- 1 garlic clove
- A thumb of ginger
- 1 chilli
- 1 lime
- 1 carrot
- 2 shallots
- 1 pak choi
- 200g marinated tofu
- 2 bundles of Thai rice noodles
- A handful of makrut lime leaves
- 200ml coconut milk
- 2-3 tbsp tamari
Prep: 15 mins | Cook: 15-20 mins
1. Fill a large pan with water and set on a high heat to come to the boil. Peel and grate the garlic and ginger. Halve and finely chop the chilli, flicking out the white membrane for less heat, if preferred. Finely grate the zest from the lime. Pop all of these in a bowl and set aside.

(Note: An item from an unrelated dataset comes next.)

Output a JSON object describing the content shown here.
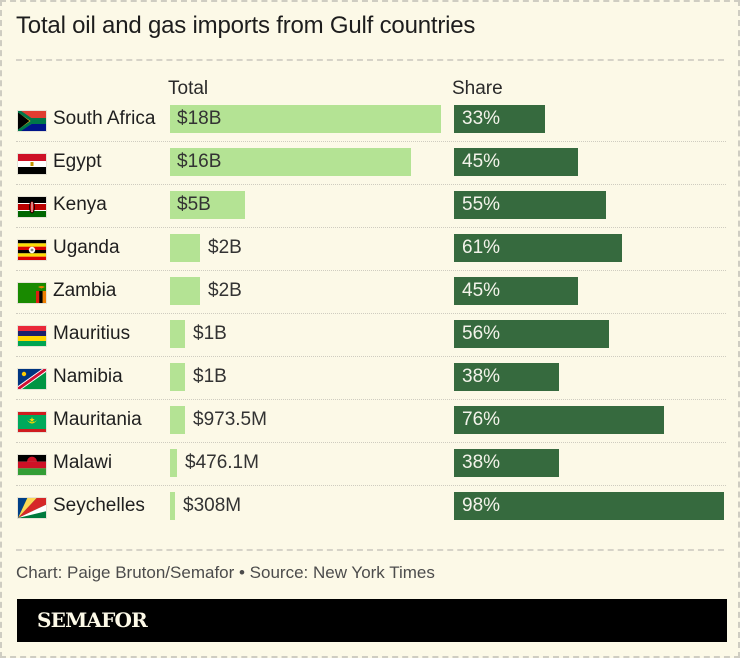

2. Trim and peel the carrot. Slice it into finger-length batons. Peel and finely slice the shallots. Separate the pak choi leaves. Finely chop the stalks and shred any really large leaves. Drain the tofu and chop into bite-sized pieces. Fill and boil your kettle.
3. When the water in the pan is boiling, add 2 bundles of the Thai rice noodles to the pan. Simmer for 3 mins, then drain and tip into a bowl. Add a splash of sesame oil and toss to mix — this will help stop them sticking.
4. Set a wok over a high heat. Add 1 tbsp oil and the garlic, ginger, chilli, lime zest and lime leaves. Stir fry for 30 secs to flavour the oil.
5. Add the shallots, carrot and pak choi stems to the wok. Stir fry for 4-5 mins till the veg have softened a little. Add the tofu to the pan.
6. Pour in the coconut milk. Add 2 tbsp tamari and 400ml hot water from the kettle. Bring to the boil, then turn the heat down a little.
7. Add the pak choi leaves to the pan. Simmer for 1-2 mins to wilt them. Add the noodles and swirl everything together. Taste and add more tamari if you think it needs it, or a squeeze of lime juice. Ladle the noodle soup into warm bowls and serve.